Shanghai will open 30 to 50 convenience stores next year selling fresh agricultural produces in a move to reduce the number of wet markets and improve food quality and safety.
Each less than 100 square meters in size, the stores will be scattered throughout the city's residential communities, Xia Bojin, an official with Shanghai Economic Commission, told Shanghai Daily yesterday.
Products will range from vegetables to meat, aquatic goods and grains.
"To improve food quality and safety, chain stores such as hypermarkets, supermarkets and the new type of convenience stores are expected to replace wet markets as the major shopping venues for fresh agri-products," Xia said.
"The city is cooking up a series of support policies to develop the stores and will publish them next month."
Among the incentives for these privately owned outlets will be rent and tax subsidies provided by the government, he indicated.

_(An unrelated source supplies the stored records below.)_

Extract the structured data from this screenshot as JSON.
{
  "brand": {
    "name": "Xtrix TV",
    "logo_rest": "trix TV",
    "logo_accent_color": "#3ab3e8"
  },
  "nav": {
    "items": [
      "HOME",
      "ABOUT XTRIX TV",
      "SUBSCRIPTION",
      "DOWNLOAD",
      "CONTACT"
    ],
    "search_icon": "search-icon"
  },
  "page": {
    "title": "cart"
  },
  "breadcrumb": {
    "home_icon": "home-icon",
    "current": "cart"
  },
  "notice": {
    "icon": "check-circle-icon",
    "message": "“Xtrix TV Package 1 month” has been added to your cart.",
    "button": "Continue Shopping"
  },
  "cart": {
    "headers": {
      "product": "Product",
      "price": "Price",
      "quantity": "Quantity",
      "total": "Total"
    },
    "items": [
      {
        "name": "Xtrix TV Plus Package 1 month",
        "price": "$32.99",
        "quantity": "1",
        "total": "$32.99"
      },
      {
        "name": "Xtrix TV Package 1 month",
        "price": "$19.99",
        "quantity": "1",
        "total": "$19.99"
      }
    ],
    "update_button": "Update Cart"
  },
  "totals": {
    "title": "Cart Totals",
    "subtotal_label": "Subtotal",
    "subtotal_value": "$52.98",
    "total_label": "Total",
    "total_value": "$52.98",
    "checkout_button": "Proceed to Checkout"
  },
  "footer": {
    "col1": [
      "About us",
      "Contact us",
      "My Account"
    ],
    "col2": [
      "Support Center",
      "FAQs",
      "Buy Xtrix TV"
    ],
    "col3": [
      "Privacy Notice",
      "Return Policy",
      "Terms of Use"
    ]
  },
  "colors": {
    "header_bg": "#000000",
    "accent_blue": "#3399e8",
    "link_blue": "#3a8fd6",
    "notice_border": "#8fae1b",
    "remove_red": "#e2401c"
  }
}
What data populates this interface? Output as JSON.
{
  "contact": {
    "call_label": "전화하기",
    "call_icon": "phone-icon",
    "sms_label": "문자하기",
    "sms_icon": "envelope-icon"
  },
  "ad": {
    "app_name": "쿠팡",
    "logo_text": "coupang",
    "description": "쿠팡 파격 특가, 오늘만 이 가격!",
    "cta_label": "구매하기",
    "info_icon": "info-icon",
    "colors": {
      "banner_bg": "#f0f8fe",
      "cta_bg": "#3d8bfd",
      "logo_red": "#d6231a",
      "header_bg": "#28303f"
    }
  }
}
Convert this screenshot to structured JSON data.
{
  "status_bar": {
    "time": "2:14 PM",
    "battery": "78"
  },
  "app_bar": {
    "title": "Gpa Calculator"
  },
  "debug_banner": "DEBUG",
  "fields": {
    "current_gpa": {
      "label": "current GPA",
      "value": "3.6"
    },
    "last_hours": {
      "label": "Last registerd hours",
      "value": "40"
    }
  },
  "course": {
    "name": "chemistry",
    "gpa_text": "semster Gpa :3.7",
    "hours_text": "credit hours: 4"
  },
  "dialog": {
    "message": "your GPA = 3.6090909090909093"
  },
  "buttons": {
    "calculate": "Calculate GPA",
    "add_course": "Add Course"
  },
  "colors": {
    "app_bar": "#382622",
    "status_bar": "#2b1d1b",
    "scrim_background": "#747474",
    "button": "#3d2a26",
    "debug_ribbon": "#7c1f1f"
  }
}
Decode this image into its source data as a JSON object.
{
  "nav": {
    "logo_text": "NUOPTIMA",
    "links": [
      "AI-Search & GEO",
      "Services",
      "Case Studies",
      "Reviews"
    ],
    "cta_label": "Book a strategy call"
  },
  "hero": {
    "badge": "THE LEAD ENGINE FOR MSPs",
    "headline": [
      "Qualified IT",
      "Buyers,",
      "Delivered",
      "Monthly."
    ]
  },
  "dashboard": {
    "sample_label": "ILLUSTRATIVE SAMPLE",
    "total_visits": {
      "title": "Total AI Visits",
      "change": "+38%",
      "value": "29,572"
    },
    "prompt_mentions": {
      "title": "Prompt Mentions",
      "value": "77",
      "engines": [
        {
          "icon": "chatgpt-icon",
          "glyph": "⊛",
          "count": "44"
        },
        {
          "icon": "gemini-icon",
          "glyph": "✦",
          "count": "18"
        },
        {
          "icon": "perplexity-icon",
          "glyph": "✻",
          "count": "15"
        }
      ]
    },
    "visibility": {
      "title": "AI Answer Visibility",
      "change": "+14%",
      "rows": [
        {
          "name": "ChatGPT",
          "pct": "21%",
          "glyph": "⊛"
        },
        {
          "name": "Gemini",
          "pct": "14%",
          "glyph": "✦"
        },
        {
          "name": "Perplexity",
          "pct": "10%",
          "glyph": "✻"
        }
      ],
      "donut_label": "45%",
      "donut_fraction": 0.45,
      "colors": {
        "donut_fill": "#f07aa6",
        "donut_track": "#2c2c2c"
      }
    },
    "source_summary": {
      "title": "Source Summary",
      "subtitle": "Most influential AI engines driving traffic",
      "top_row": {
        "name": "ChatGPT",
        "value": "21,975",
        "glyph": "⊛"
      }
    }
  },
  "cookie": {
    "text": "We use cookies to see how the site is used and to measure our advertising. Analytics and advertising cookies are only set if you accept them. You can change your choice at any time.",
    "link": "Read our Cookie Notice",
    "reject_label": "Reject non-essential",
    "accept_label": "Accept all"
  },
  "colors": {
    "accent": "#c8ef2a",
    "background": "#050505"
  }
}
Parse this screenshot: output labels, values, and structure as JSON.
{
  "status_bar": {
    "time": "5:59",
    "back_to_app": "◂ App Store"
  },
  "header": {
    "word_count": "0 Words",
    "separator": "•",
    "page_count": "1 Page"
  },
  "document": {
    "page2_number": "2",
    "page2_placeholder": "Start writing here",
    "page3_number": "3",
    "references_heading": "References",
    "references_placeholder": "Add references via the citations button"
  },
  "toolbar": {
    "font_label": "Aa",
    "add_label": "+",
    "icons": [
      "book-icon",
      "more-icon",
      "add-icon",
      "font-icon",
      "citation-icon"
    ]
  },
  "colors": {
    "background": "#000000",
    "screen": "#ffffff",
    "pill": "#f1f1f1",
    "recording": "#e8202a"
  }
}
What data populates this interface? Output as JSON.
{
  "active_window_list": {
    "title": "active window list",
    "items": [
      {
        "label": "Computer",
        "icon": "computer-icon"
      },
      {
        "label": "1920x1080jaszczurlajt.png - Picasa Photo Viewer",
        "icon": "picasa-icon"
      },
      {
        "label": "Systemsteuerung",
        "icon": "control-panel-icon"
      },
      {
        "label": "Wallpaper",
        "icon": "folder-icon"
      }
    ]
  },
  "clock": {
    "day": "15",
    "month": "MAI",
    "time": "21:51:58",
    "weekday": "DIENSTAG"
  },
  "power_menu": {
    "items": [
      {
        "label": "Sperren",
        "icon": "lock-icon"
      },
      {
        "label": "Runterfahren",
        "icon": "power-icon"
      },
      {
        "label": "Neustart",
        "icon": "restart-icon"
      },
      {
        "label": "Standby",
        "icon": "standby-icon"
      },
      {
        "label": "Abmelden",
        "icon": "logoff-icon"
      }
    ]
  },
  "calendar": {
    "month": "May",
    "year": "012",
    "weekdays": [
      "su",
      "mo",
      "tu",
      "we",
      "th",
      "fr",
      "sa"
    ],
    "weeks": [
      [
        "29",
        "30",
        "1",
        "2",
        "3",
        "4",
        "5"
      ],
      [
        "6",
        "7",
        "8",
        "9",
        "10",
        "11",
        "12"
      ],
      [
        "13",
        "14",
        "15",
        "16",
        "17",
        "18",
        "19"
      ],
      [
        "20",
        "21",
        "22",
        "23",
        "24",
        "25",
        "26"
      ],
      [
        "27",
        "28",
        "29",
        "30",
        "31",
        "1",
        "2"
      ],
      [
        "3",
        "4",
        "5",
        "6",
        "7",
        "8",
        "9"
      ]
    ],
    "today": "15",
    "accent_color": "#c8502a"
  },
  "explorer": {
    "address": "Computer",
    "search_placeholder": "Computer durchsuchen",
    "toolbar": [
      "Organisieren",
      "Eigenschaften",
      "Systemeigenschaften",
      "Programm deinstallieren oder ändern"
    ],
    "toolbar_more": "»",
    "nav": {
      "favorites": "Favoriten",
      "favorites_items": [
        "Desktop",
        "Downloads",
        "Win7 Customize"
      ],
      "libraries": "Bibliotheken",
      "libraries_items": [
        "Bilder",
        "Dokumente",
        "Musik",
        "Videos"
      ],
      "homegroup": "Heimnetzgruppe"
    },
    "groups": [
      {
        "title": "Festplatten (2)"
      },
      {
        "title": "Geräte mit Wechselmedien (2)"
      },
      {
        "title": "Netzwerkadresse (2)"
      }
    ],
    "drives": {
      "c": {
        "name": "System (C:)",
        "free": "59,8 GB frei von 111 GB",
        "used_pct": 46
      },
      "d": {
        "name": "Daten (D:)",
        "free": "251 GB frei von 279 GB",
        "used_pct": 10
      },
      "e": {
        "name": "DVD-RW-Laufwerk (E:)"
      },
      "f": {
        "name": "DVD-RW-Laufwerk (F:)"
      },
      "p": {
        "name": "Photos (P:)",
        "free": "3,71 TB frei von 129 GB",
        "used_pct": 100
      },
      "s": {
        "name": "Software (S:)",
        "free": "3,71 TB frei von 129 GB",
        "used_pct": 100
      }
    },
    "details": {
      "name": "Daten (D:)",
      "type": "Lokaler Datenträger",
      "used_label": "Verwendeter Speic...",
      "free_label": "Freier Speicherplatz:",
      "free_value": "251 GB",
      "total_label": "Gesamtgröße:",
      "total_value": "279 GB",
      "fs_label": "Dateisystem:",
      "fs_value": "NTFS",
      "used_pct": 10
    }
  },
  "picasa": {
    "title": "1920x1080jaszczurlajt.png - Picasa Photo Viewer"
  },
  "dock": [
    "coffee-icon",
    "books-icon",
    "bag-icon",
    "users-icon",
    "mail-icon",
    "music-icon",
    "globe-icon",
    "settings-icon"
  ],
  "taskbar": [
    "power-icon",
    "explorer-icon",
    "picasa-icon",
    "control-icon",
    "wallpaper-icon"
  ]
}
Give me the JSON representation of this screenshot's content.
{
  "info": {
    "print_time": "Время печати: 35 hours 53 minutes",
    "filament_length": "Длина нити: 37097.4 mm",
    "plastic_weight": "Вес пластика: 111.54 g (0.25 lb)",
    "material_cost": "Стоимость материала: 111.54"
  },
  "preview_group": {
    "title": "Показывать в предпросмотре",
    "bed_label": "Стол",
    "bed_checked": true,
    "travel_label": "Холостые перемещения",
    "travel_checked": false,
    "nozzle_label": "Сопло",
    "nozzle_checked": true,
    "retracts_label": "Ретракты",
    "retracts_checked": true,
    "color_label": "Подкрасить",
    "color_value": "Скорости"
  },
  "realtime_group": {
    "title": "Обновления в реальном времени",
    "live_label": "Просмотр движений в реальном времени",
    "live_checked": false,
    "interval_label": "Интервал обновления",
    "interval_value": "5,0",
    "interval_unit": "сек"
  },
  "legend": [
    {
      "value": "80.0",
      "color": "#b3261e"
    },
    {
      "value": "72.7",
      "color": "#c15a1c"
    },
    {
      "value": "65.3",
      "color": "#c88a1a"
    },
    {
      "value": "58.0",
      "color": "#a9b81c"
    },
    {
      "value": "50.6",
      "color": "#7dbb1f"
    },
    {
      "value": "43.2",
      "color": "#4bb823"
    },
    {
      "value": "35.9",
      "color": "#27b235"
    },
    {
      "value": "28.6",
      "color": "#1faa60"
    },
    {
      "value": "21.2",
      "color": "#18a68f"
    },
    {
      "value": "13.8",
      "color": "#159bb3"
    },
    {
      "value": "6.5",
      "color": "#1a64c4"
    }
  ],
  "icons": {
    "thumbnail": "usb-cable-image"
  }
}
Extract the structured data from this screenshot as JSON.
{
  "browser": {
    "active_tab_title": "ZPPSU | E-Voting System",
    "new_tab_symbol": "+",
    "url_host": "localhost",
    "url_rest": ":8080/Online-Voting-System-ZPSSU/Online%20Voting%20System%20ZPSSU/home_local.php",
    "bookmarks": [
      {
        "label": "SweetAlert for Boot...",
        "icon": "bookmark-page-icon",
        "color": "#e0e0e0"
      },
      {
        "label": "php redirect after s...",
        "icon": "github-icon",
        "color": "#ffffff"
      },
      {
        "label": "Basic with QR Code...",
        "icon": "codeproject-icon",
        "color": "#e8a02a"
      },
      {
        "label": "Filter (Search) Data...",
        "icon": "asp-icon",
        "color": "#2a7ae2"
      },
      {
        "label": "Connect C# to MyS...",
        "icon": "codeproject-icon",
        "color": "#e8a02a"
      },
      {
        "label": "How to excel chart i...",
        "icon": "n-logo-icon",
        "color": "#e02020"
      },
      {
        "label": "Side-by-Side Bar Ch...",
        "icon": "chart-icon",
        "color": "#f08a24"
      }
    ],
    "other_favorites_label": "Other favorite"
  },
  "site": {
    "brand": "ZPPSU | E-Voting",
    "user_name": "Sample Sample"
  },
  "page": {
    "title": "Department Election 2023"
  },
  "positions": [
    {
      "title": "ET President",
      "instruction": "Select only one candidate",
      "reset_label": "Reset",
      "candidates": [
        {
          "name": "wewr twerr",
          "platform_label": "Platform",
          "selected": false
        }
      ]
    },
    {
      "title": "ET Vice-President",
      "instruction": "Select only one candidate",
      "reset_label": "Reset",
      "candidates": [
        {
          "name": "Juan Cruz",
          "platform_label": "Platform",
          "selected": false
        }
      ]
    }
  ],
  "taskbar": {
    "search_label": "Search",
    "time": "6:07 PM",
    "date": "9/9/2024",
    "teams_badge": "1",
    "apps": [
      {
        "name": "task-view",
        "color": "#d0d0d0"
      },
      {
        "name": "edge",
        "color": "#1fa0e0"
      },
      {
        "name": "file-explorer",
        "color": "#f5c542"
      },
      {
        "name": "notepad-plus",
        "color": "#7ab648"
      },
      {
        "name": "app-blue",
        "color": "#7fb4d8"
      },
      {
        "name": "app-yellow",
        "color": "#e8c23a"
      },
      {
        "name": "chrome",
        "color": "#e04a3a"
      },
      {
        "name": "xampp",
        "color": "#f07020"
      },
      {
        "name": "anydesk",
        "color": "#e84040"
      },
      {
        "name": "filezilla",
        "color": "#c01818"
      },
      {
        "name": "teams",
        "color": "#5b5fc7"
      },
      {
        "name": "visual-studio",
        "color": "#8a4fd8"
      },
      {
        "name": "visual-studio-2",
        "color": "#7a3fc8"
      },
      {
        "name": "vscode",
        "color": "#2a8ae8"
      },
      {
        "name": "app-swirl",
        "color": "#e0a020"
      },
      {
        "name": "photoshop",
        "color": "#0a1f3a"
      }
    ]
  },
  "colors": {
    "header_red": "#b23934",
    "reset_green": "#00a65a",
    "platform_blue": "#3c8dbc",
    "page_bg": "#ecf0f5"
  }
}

A few trial stores have already been opened in Luwan District, invested by a Zhejiang private company and a local private concern, he said.
Currently, 70 percent of the city's fresh farm products are sold through the city's 800 food markets. About 20 percent goes through supermarkets with the rest sold in hypermarkets, according to Shanghai Agriculture Commission.
Meanwhile, Shanghai is also encouraging the establishment of more fresh food supermarkets and giving preferential policies to select supermarket operators  to open such stores.